I now come to what I regard as the best point made by Mitchell and the Justices who expressed sympathy for his position: the Colorado Supreme Court disqualified Trump based on evidence and factual findings by a Colorado trial court; a different state high court could reach different conclusions based on different evidence and different evidentiary rules; each ruling would be entitled to the deference afforded trial court factual findings; this would lead to either inconsistent results on an important federal question or the fortuity of giving effect to whatever judgment came first.
That is indeed a genuine concern. But here's the thing: it's also a genuine concern in a wide range of other cases in which the Supreme Court makes law based on so-called "legislative facts," i.e., facts about the state of the world that inform how to construe the law, rather than facts that relate just to one particular case. And far from having done anything about the well-known problem of legislative facts, the Court's recent turn to (tendentious renderings of) history has exacerbated the problem--as I explained here.

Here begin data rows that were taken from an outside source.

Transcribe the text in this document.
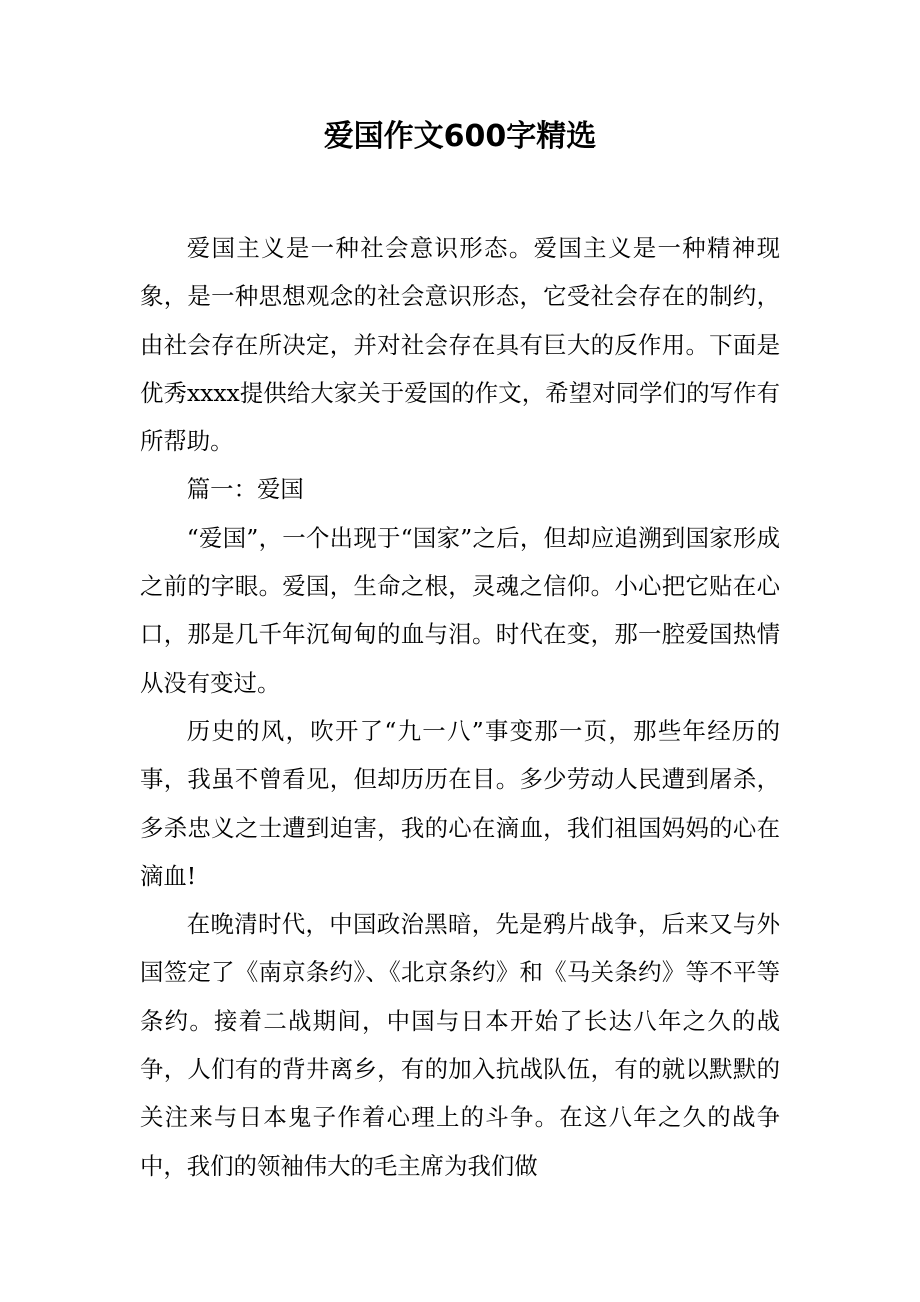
爱国作文600字精选

爱国主义是一种社会意识形态。爱国主义是一种精神现象，是一种思想观念的社会意识形态，它受社会存在的制约，由社会存在所决定，并对社会存在具有巨大的反作用。下面是优秀xxxx提供给大家关于爱国的作文，希望对同学们的写作有所帮助。

篇一：爱国

“爱国”，一个出现于“国家”之后，但却应追溯到国家形成之前的字眼。爱国，生命之根，灵魂之信仰。小心把它贴在心口，那是几千年沉甸甸的血与泪。时代在变，那一腔爱国热情从没有变过。

历史的风，吹开了“九一八”事变那一页，那些年经历的事，我虽不曾看见，但却历历在目。多少劳动人民遭到屠杀，多杀忠义之士遭到迫害，我的心在滴血，我们祖国妈妈的心在滴血!

在晚清时代，中国政治黑暗，先是鸦片战争，后来又与外国签定了《南京条约》、《北京条约》和《马关条约》等不平等条约。接着二战期间，中国与日本开始了长达八年之久的战争，人们有的背井离乡，有的加入抗战队伍，有的就以默默的关注来与日本鬼子作着心理上的斗争。在这八年之久的战争中，我们的领袖伟大的毛主席为我们做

Given the Justices' willingness in other settings to duck the legislative fact problem and, worse, to approach it inconsistently depending on their ideological druthers, it would be more than a bit opportunistic for them to reverse the Colorado Supreme Court based on the sudden discovery of the possibility of inconsistent judgments. But given how much worse the other grounds for reversing are, this one seems the most likely choice for a Court determined to leave it to the voters to choose to end democracy.